Rating: 5 stars
My secret trick for dealing with winter blues: children’s fiction, both classics like The Secret Garden and Ballet Shoes, and modern classics in the making like Five Children on the Western Front (Costa Children’s Book Award winner 2014). I’ve been delighted during this winter’s long, dark evenings not just to reread some of my old favourites, but to find some new treasures, like this year’s Costa Children’s Book winner, The Skylarks’ War by Hilary McKay. Hilary McKay had already won the Guardian Fiction Prize for her first novel, The Exiles, the Smarties Prize for The Exiles in Love and the Costa Award for Saffy’s Angel.
And The Skylarks’ War is a very worthy second Costa winner for Ms McKay, another fine work which I’m sure children will enjoy for many years to come, and one which parents will delight in reading alongside their youngsters.
It’s a simple tale, beautifully told, of Clarry and her older brother Peter, who spend their summers staying in Cornwall with their grandparents and much-loved older cousin Rupert. Each September brings a return to normal humdrum life with Rupert and Peter at boarding school, while Clarry is stuck at home. Her father is often out, and when he is in he seldom seems to notice her presence; and when he does it never seems to be in a favourable light, seeing no need for her to receive a good education. Instead she is sent to
Miss Pinkses’ Academy for Young Ladies …. bare walls, shabby paint and dark windows … ‘It’s those three rooms at the top,’ said Clarry’s suddenly ruthless brother, pointing (while Clarry lurked miserably behind). ‘She’s been going there for years, ever since she was six, and she has never learned a useful thing. Sewing handkerchief cases, that’s all she did last term!’

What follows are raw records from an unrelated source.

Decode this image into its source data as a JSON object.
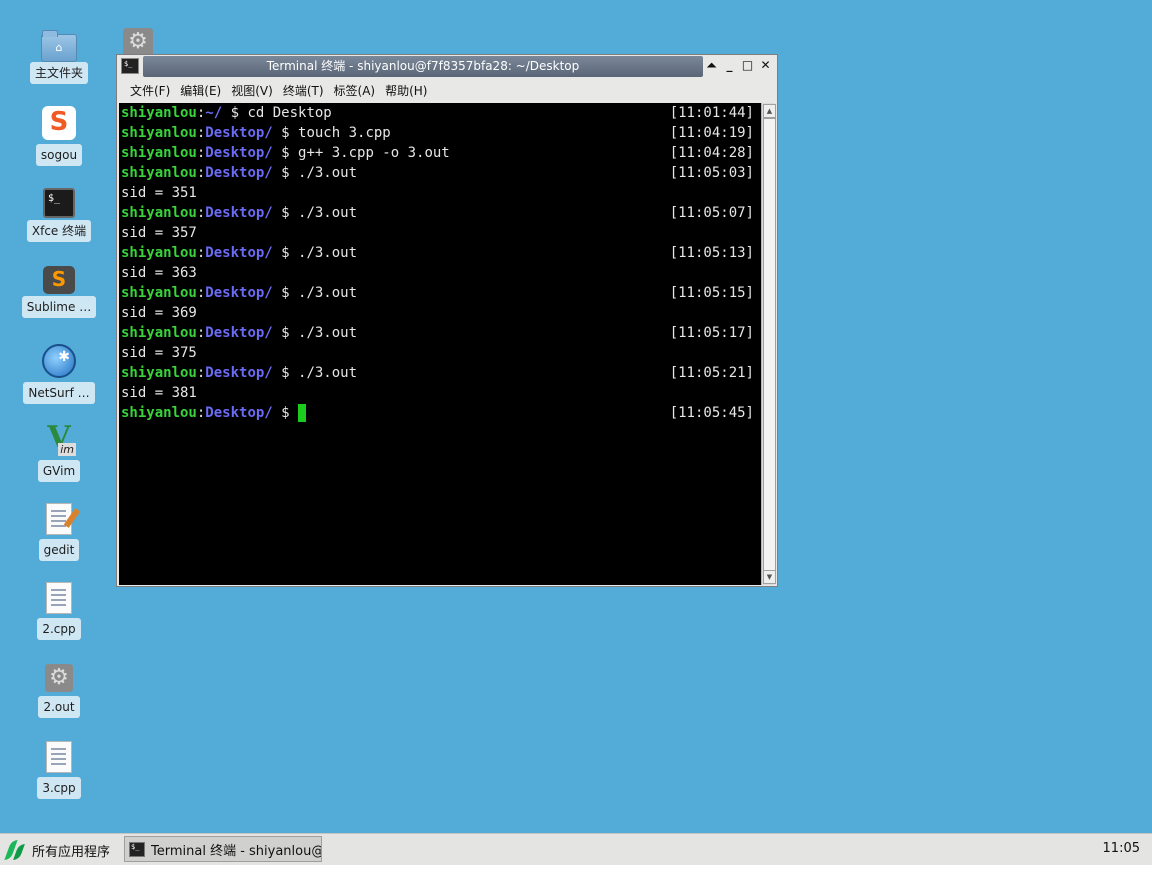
{
  "desktop": {
    "icons": [
      {
        "label": "主文件夹",
        "icon": "home-folder-icon"
      },
      {
        "label": "sogou",
        "icon": "sogou-icon"
      },
      {
        "label": "Xfce 终端",
        "icon": "terminal-icon"
      },
      {
        "label": "Sublime …",
        "icon": "sublime-text-icon"
      },
      {
        "label": "NetSurf …",
        "icon": "netsurf-globe-icon"
      },
      {
        "label": "GVim",
        "icon": "gvim-icon"
      },
      {
        "label": "gedit",
        "icon": "gedit-icon"
      },
      {
        "label": "2.cpp",
        "icon": "cpp-file-icon"
      },
      {
        "label": "2.out",
        "icon": "executable-gear-icon"
      },
      {
        "label": "3.cpp",
        "icon": "cpp-file-icon"
      }
    ]
  },
  "window": {
    "title": "Terminal 终端 - shiyanlou@f7f8357bfa28: ~/Desktop",
    "controls": {
      "shade": "⏶",
      "minimize": "_",
      "maximize": "□",
      "close": "✕"
    },
    "menu": [
      "文件(F)",
      "编辑(E)",
      "视图(V)",
      "终端(T)",
      "标签(A)",
      "帮助(H)"
    ]
  },
  "terminal": {
    "lines": [
      {
        "user": "shiyanlou",
        "sep": ":",
        "path": "~/",
        "cmd": " $ cd Desktop",
        "time": "[11:01:44]"
      },
      {
        "user": "shiyanlou",
        "sep": ":",
        "path": "Desktop/",
        "cmd": " $ touch 3.cpp",
        "time": "[11:04:19]"
      },
      {
        "user": "shiyanlou",
        "sep": ":",
        "path": "Desktop/",
        "cmd": " $ g++ 3.cpp -o 3.out",
        "time": "[11:04:28]"
      },
      {
        "user": "shiyanlou",
        "sep": ":",
        "path": "Desktop/",
        "cmd": " $ ./3.out",
        "time": "[11:05:03]"
      },
      {
        "output": "sid = 351"
      },
      {
        "user": "shiyanlou",
        "sep": ":",
        "path": "Desktop/",
        "cmd": " $ ./3.out",
        "time": "[11:05:07]"
      },
      {
        "output": "sid = 357"
      },
      {
        "user": "shiyanlou",
        "sep": ":",
        "path": "Desktop/",
        "cmd": " $ ./3.out",
        "time": "[11:05:13]"
      },
      {
        "output": "sid = 363"
      },
      {
        "user": "shiyanlou",
        "sep": ":",
        "path": "Desktop/",
        "cmd": " $ ./3.out",
        "time": "[11:05:15]"
      },
      {
        "output": "sid = 369"
      },
      {
        "user": "shiyanlou",
        "sep": ":",
        "path": "Desktop/",
        "cmd": " $ ./3.out",
        "time": "[11:05:17]"
      },
      {
        "output": "sid = 375"
      },
      {
        "user": "shiyanlou",
        "sep": ":",
        "path": "Desktop/",
        "cmd": " $ ./3.out",
        "time": "[11:05:21]"
      },
      {
        "output": "sid = 381"
      },
      {
        "user": "shiyanlou",
        "sep": ":",
        "path": "Desktop/",
        "cmd": " $ ",
        "time": "[11:05:45]",
        "cursor": true
      }
    ]
  },
  "taskbar": {
    "start_label": "所有应用程序",
    "task_label": "Terminal 终端 - shiyanlou@f…",
    "clock": "11:05"
  },
  "colors": {
    "desktop_bg": "#53acd8",
    "prompt_user": "#38d43a",
    "prompt_path": "#6b6cf5",
    "cursor": "#1ccc1c"
  }
}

When Peter’s school friend Simon Bonnington comes into their lives with his sister Vanessa, Clarry sees that there might be another way for her to live, and secretly applies to take the entrance test at Vanessa’s grammar school, much to her father’s annoyance and disappointment when he learns that she has been awarded a place.

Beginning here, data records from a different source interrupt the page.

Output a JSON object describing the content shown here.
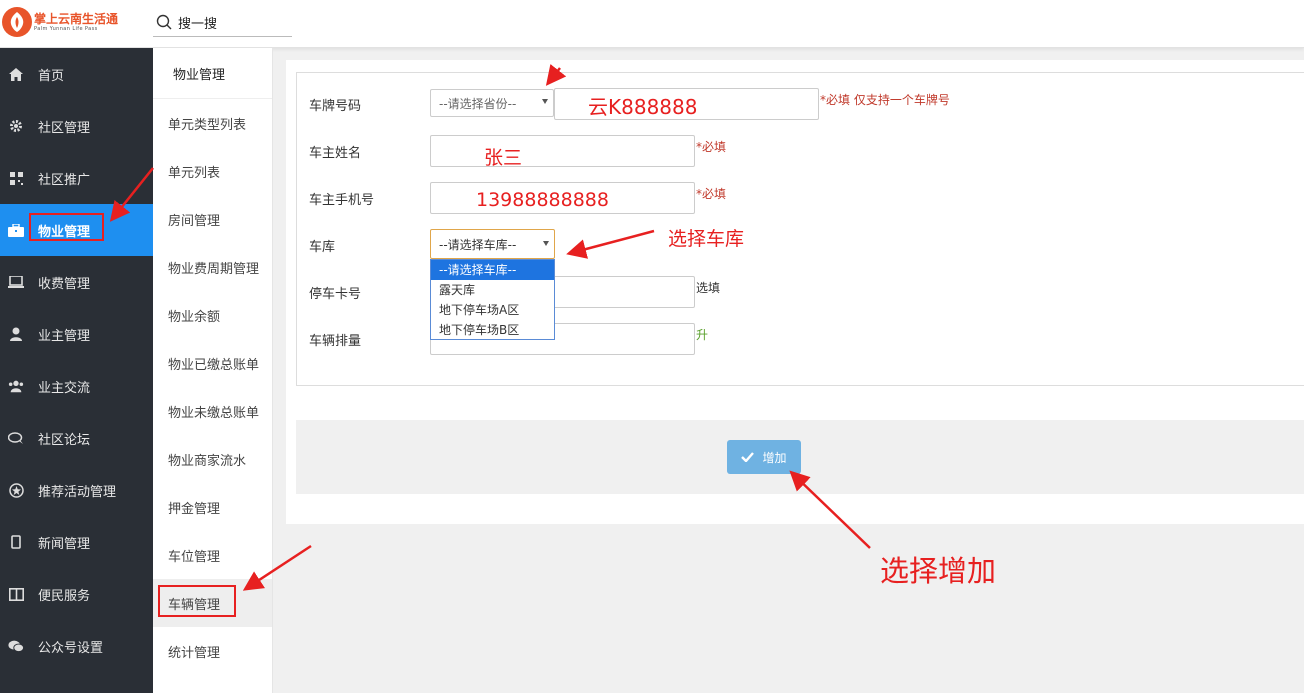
{
  "header": {
    "logo_cn": "掌上云南生活通",
    "logo_en": "Palm Yunnan Life Pass",
    "search_placeholder": "搜一搜"
  },
  "sidebar": {
    "items": [
      {
        "label": "首页",
        "icon": "home-icon"
      },
      {
        "label": "社区管理",
        "icon": "gear-icon"
      },
      {
        "label": "社区推广",
        "icon": "qrcode-icon"
      },
      {
        "label": "物业管理",
        "icon": "briefcase-icon",
        "active": true
      },
      {
        "label": "收费管理",
        "icon": "laptop-icon"
      },
      {
        "label": "业主管理",
        "icon": "user-icon"
      },
      {
        "label": "业主交流",
        "icon": "users-icon"
      },
      {
        "label": "社区论坛",
        "icon": "chat-icon"
      },
      {
        "label": "推荐活动管理",
        "icon": "star-circle-icon"
      },
      {
        "label": "新闻管理",
        "icon": "mobile-icon"
      },
      {
        "label": "便民服务",
        "icon": "columns-icon"
      },
      {
        "label": "公众号设置",
        "icon": "wechat-icon"
      }
    ]
  },
  "subnav": {
    "title": "物业管理",
    "items": [
      {
        "label": "单元类型列表"
      },
      {
        "label": "单元列表"
      },
      {
        "label": "房间管理"
      },
      {
        "label": "物业费周期管理"
      },
      {
        "label": "物业余额"
      },
      {
        "label": "物业已缴总账单"
      },
      {
        "label": "物业未缴总账单"
      },
      {
        "label": "物业商家流水"
      },
      {
        "label": "押金管理"
      },
      {
        "label": "车位管理"
      },
      {
        "label": "车辆管理",
        "active": true
      },
      {
        "label": "统计管理"
      }
    ]
  },
  "form": {
    "plate_label": "车牌号码",
    "province_select": "--请选择省份--",
    "plate_value": "云K888888",
    "plate_hint": "*必填 仅支持一个车牌号",
    "owner_label": "车主姓名",
    "owner_value": "张三",
    "owner_hint": "*必填",
    "phone_label": "车主手机号",
    "phone_value": "13988888888",
    "phone_hint": "*必填",
    "garage_label": "车库",
    "garage_select": "--请选择车库--",
    "garage_options": [
      "--请选择车库--",
      "露天库",
      "地下停车场A区",
      "地下停车场B区"
    ],
    "card_label": "停车卡号",
    "card_hint": "选填",
    "displacement_label": "车辆排量",
    "displacement_hint": "升",
    "add_button": "增加"
  },
  "annotations": {
    "select_garage": "选择车库",
    "select_add": "选择增加"
  },
  "colors": {
    "sidebar_bg": "#2a2f36",
    "active_blue": "#1e8ff0",
    "annotation_red": "#e72020",
    "button_blue": "#6fb2e2"
  }
}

In August 1914 Rupert enlists as soon as he possibly can with his school friend Michael and they go off to France together; Peter will never be able to follow them, having badly damaged his leg jumping from a moving train in the summer of 1912, in the hope of avoiding being sent to boarding school. Instead Peter leaves school and goes to Oxford on a scholarship, and encourages young Clarry to apply for a place as soon as she is old enough.
McKay writes brilliantly about the difficulties faced by young people during the First World War, whether it’s men struggling to be themselves at school, then being forced to grow up rapidly in the trenches of France, or women – particularly intelligent, clear-minded young women like Clarry and Vanessa – wanting to find a new way forward in life, despite the low expectations for girls at the time. The Skylarks’ War is realistic in that while Peter becomes a professor, Clarry is a teacher, enjoying her life, but clearly capable of doing just as much as her older brother. And it’s Clarry who, during the war, has to learn to run the household, cook and clean, as staff gradually leave her father’s house for war work.
This is no fairy tale, a happy-endings-all-around children’s book: Clarry and Peter’s father remains a remote and distant figure, attending neither Peter’s final school speech day nor either child’s Oxford graduation, and he is clearly not part of their adult lives; much-loved friends and relatives are dead – characters we have come to love and appreciate. The Skylarks’ War is a wonderful work, which I’m sure will stand the test of time, and will be added to my own personal set of “essential rereading” books.